News sites have seen traffic plummet in recent months due to a lack of referral clicks from Facebook, whose pivot away from hard news has taken a toll on media organizations.
Media executives told CNN that their firms have seen traffic dip by as much as 40% year-over-year due to the shift made by Facebook parent company Meta.
“Facebook nuked everyone’s traffic,” one news publisher told CNN.
Another media executive told CNN: “If you’re a major publisher, you’ve gotten nicked.”
The Post has sought comment from Meta.
In 2021, Facebook announced that it was changing its algorithm to cut down on political content in users’ news feeds — a move made in response to the social network coming under fire for fueling societal polarization and the spread of misinformation.
In 2018, the company overhauled the Facebook “News Feed” to place more emphasis on posts, photos, and videos shared by family and friends rather than content from publishers.
Last month, the Financial Times reported that Meta was taking a hard line toward publishers and government officials who are trying to force the company to pay media organizations for content.
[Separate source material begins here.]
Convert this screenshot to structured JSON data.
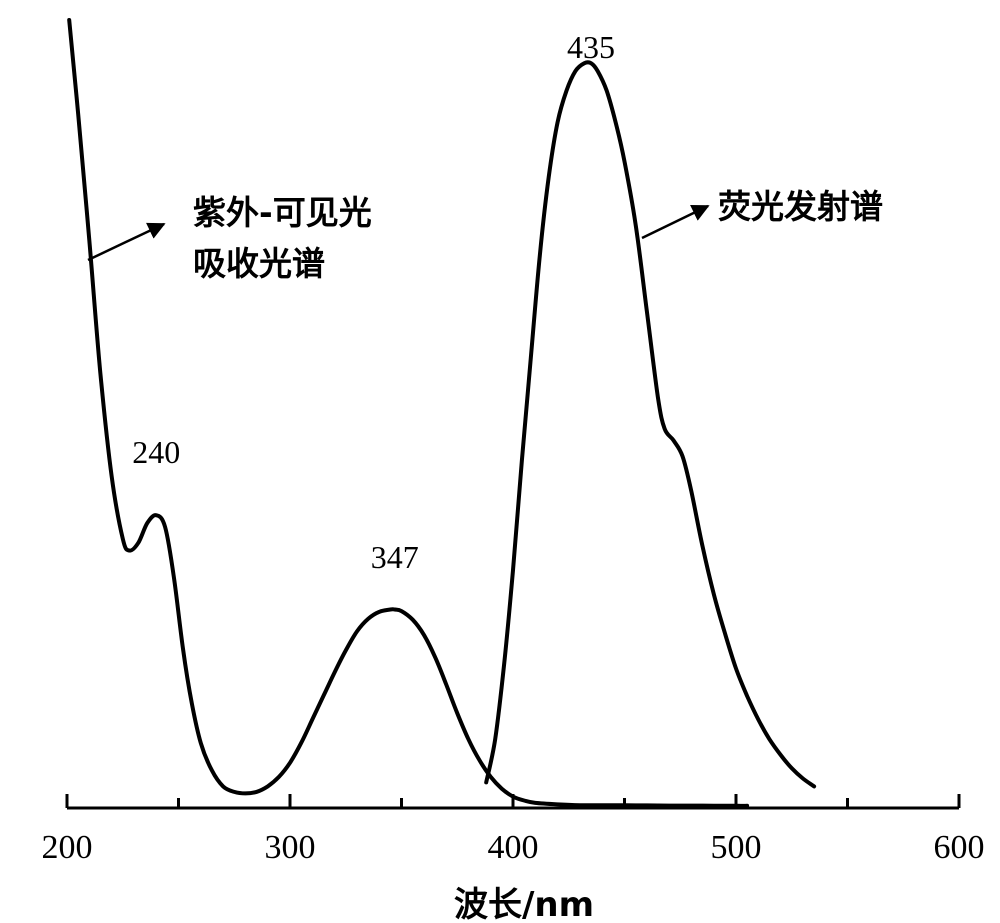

Meta recently rolled out its new micro-blogging app, Threads, which is intended to compete with the news-heavy X (formerly known as Twitter).
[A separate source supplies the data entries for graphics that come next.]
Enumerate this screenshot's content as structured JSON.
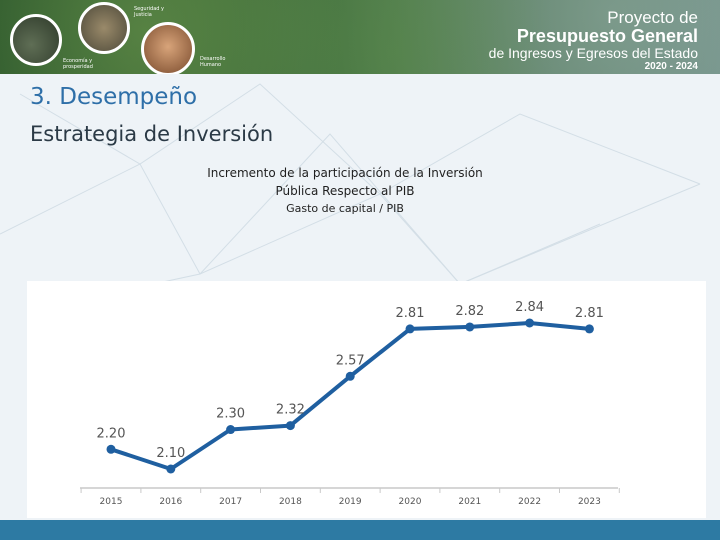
{
  "banner": {
    "circle_labels": [
      "Seguridad y Justicia",
      "Economía y prosperidad",
      "Desarrollo Humano"
    ],
    "brand_line1": "Proyecto de",
    "brand_line2": "Presupuesto General",
    "brand_line3": "de Ingresos y Egresos del Estado",
    "brand_line4": "2020 - 2024"
  },
  "section_title": "3. Desempeño",
  "subtitle": "Estrategia de Inversión",
  "chart_heading": {
    "line1": "Incremento de la participación de la Inversión",
    "line2": "Pública Respecto al PIB",
    "line3": "Gasto de capital / PIB"
  },
  "colors": {
    "accent": "#2e6fa8",
    "line": "#1f5fa0",
    "footer": "#2d7aa3"
  },
  "chart_data": {
    "type": "line",
    "categories": [
      "2015",
      "2016",
      "2017",
      "2018",
      "2019",
      "2020",
      "2021",
      "2022",
      "2023"
    ],
    "values": [
      2.2,
      2.1,
      2.3,
      2.32,
      2.57,
      2.81,
      2.82,
      2.84,
      2.81
    ],
    "labels": [
      "2.20",
      "2.10",
      "2.30",
      "2.32",
      "2.57",
      "2.81",
      "2.82",
      "2.84",
      "2.81"
    ],
    "title": "Incremento de la participación de la Inversión Pública Respecto al PIB",
    "subtitle": "Gasto de capital / PIB",
    "grid": false
  }
}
Company executives said that Threads would prioritize content posted by creators and friends over hard news or politics — similar to the way its algorithm governs Facebook and Instagram.
Earlier this month, Meta started removing news content from Facebook and Instagram in Canada after the government passed legislation forcing tech companies to negotiate payments to news organizations for hosting their content.
Meta’s Canadian users who log on to Facebook and Instagram are thus unable to click on links to news articles that are posted to those platforms.
Google has also said that it intends to remove news contents from its platforms when the Canadian law takes effect — perhaps as soon as December.
In 2021, Australia passed a similar law that was opposed by Meta and other tech giants, though the companies have since reached deals with publishers in that country.
California was poised to pass a revenue-sharing bill, but backed down after opposition from tech companies.